Learning Robust Generalizable Radiance Field with Visibility and Feature Augmented Point Representation
Jiaxu Wang, Ziyi Zhang, Renjing Xu
TL;DR
This work addresses the limitations of existing generalizable NeRFs by introducing a point-based Generalizable neural Point Field (GPF) that explicitly models visibilities with geometric priors and augments them with neural features. It introduces a density-guided nonuniform log sampling strategy and a feature-augmented learnable kernel to robustly aggregate features, along with a three-stage hierarchical finetuning procedure that enables generalization without per-scene optimization.
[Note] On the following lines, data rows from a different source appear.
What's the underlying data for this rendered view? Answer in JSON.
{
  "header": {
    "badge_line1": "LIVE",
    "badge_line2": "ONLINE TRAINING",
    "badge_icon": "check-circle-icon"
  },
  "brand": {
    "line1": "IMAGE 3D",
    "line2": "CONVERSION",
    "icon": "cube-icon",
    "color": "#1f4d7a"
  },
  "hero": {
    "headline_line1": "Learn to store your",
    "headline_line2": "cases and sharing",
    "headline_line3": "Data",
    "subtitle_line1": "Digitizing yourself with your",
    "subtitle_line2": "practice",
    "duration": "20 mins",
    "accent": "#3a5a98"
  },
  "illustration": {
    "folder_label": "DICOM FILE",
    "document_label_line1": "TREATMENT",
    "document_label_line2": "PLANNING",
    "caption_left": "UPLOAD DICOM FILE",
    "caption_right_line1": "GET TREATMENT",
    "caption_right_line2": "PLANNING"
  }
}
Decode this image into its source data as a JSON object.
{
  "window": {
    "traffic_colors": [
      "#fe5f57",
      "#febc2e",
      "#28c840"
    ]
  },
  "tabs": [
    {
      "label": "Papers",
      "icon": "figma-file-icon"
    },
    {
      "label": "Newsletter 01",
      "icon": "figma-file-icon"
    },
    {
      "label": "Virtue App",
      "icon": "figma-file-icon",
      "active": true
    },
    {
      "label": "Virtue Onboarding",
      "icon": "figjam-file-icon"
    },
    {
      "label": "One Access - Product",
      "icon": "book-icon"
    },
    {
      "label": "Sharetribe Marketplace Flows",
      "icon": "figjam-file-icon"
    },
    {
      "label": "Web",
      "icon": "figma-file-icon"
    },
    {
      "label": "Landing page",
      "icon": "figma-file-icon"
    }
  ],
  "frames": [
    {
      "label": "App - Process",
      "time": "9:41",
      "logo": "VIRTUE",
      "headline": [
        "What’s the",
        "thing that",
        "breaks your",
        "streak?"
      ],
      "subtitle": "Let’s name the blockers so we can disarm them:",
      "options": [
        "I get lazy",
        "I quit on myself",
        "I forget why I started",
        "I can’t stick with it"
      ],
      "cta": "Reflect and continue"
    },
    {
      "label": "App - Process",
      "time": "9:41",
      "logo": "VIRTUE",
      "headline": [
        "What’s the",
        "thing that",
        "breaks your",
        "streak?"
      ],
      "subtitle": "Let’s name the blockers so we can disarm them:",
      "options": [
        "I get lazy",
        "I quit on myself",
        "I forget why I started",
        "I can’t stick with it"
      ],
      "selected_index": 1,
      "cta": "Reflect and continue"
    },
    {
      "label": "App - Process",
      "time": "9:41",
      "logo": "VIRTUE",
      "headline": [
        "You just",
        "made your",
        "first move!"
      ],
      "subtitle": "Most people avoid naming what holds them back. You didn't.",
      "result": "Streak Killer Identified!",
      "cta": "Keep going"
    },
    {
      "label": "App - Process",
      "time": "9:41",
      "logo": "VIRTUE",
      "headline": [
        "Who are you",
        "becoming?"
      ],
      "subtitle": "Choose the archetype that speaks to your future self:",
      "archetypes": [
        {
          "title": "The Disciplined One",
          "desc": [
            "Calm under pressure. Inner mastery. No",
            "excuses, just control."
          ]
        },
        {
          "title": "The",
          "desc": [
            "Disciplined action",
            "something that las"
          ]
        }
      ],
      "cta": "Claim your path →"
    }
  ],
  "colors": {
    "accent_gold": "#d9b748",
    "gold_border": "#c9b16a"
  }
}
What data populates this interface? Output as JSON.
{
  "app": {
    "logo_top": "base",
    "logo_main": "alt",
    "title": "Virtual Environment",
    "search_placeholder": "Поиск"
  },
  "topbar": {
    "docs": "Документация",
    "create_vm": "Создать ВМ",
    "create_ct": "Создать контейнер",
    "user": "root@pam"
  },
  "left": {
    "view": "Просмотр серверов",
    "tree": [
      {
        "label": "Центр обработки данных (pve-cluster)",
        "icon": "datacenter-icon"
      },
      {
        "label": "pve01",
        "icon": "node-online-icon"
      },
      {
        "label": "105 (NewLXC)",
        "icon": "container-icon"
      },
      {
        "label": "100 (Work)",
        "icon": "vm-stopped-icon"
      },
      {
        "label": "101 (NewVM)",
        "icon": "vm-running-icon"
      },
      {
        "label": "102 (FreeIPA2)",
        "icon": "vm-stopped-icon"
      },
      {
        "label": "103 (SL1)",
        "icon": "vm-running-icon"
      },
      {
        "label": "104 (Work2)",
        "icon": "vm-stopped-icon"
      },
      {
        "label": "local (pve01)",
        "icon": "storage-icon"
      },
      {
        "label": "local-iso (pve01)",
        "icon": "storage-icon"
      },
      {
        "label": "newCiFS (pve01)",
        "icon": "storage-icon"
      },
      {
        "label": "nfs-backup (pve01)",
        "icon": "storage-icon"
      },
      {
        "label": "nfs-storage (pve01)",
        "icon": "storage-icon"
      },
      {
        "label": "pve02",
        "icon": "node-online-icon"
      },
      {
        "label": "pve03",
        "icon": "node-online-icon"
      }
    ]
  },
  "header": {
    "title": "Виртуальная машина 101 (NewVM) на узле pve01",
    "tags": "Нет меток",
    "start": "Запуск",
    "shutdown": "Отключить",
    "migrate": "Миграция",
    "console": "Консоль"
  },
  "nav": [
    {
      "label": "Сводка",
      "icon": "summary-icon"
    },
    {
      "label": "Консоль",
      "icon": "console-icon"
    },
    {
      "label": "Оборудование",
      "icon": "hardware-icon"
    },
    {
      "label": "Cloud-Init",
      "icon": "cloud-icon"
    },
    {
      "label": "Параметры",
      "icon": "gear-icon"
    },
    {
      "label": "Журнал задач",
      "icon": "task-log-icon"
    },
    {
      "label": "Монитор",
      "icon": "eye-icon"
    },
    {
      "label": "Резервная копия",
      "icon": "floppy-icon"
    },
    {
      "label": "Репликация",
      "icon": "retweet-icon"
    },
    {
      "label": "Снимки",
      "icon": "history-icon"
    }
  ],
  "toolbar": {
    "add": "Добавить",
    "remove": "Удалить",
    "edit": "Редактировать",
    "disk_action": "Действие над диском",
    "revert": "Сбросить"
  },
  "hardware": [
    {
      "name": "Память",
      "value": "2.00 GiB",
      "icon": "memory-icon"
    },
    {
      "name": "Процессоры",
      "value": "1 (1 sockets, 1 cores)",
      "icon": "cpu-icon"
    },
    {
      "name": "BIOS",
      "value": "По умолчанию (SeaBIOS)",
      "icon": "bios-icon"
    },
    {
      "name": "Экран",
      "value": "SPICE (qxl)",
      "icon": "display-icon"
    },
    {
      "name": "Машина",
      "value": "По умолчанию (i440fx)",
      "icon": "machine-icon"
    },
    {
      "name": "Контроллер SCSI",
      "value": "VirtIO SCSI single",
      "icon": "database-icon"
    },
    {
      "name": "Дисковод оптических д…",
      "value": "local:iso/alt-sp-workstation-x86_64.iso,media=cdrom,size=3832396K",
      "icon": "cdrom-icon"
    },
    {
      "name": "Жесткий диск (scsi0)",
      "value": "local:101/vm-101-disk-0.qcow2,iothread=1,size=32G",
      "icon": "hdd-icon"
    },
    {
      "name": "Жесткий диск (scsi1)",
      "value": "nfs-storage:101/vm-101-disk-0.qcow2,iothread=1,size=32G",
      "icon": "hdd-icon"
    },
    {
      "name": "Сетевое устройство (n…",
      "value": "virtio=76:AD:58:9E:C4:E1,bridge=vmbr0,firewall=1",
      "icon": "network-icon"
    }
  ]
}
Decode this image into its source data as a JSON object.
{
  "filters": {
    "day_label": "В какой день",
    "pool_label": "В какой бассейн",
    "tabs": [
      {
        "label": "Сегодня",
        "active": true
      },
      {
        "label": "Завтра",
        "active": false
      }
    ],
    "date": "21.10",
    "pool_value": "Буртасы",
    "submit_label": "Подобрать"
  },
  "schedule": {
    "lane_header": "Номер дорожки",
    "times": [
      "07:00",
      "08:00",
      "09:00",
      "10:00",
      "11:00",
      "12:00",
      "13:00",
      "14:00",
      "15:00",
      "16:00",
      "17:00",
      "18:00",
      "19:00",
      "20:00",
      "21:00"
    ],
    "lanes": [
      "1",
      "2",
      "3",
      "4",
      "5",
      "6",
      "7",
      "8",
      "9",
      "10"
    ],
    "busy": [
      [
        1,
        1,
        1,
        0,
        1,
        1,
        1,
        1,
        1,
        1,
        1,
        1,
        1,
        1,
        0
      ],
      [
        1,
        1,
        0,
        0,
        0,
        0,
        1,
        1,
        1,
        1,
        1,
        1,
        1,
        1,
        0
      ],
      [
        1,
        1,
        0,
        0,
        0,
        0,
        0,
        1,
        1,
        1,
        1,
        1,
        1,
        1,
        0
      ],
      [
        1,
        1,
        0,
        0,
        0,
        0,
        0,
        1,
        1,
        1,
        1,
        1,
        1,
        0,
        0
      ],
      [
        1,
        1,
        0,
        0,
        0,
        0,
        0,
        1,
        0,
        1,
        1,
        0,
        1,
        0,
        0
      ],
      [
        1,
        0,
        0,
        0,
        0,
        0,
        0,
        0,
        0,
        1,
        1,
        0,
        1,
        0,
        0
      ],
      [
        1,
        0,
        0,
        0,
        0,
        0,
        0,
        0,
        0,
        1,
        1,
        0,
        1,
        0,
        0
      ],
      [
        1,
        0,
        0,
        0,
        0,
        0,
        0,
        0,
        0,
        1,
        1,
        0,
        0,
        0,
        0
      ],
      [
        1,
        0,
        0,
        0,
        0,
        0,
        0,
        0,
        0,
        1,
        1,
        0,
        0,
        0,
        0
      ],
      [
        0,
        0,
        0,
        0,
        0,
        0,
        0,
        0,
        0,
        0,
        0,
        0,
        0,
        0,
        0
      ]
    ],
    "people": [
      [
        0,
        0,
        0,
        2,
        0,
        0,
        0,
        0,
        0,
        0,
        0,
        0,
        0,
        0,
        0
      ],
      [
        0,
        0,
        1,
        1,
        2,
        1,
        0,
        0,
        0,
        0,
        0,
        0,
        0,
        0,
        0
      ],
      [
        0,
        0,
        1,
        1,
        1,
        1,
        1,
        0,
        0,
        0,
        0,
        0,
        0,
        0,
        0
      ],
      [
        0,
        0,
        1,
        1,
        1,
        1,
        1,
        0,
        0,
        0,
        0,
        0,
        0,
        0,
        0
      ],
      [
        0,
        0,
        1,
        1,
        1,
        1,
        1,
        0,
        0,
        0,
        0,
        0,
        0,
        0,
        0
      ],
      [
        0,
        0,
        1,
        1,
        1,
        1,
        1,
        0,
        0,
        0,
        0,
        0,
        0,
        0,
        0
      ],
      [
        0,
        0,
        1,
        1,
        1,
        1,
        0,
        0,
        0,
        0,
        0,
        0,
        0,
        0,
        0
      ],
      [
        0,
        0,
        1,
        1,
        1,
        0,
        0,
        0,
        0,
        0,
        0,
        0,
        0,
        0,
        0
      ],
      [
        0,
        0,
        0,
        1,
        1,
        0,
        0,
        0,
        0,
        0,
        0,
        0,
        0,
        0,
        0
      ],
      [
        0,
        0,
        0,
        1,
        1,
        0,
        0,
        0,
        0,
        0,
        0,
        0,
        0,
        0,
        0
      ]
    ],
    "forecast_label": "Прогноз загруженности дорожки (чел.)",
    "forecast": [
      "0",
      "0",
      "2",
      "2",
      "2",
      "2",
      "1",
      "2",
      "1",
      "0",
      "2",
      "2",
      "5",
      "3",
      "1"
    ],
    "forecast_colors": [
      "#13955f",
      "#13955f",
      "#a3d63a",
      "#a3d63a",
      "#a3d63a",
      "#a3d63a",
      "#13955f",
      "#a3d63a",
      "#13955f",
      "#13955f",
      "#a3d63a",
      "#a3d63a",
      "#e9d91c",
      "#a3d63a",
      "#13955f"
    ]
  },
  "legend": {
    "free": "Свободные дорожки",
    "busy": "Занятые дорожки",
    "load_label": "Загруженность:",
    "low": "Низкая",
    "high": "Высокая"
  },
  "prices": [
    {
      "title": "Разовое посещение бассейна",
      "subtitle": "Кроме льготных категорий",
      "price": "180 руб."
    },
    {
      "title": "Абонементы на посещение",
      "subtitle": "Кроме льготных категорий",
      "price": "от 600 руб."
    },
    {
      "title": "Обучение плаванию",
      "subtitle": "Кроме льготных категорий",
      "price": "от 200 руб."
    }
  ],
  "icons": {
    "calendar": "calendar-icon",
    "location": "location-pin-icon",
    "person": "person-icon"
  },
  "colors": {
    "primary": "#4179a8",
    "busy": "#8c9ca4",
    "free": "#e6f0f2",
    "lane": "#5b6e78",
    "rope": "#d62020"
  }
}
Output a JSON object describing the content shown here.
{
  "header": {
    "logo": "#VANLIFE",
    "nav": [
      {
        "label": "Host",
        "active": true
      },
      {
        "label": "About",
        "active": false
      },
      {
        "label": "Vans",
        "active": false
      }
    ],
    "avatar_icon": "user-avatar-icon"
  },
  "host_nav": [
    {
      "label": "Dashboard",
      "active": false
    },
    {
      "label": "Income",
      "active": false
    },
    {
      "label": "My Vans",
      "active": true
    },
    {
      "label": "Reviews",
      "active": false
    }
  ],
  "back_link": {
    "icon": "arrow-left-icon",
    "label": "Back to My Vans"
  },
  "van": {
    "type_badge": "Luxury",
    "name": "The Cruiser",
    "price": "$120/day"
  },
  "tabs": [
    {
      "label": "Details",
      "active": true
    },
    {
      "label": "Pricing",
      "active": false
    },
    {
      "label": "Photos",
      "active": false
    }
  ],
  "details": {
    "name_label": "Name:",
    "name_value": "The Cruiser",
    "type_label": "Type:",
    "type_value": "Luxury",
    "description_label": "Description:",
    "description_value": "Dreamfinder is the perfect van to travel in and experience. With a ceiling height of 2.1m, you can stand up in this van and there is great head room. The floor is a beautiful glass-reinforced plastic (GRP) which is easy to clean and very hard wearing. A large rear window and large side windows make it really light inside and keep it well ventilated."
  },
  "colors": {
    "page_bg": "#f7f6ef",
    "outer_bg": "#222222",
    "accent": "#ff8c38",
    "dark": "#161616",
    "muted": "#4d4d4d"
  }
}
Across NeRF Synthetic, DTU, and BlendedMVS datasets, the method achieves superior geometry, view consistency, and rendering quality under both generalization and finetuning settings, surpassing image-based baselines and other point-based approaches. The approach also enables interactive manipulation of the neural point field, highlighting a practical and flexible direction for generalizable NeRFs and neural rendering at large.
Abstract
This paper introduces a novel paradigm for the generalizable neural radiance field (NeRF). Previous generic NeRF methods combine multiview stereo techniques with image-based neural rendering for generalization, yielding impressive results, while suffering from three issues. First, occlusions often result in inconsistent feature matching. Then, they deliver distortions and artifacts in geometric discontinuities and locally sharp shapes due to their individual process of sampled points and rough feature aggregation. Third, their image-based representations experience severe degradations when source views are not near enough to the target view. To address challenges, we propose the first paradigm that constructs the generalizable neural field based on point-based rather than image-based rendering, which we call the Generalizable neural Point Field (GPF). Our approach explicitly models visibilities by geometric priors and augments them with neural features. We propose a novel nonuniform log sampling strategy to improve both rendering speed and reconstruction quality. Moreover, we present a learnable kernel spatially augmented with features for feature aggregations, mitigating distortions at places with drastically varying geometries. Besides, our representation can be easily manipulated. Experiments show that our model can deliver better geometries, view consistencies, and rendering quality than all counterparts and benchmarks on three datasets in both generalization and finetuning settings, preliminarily proving the potential of the new paradigm for generalizable NeRF.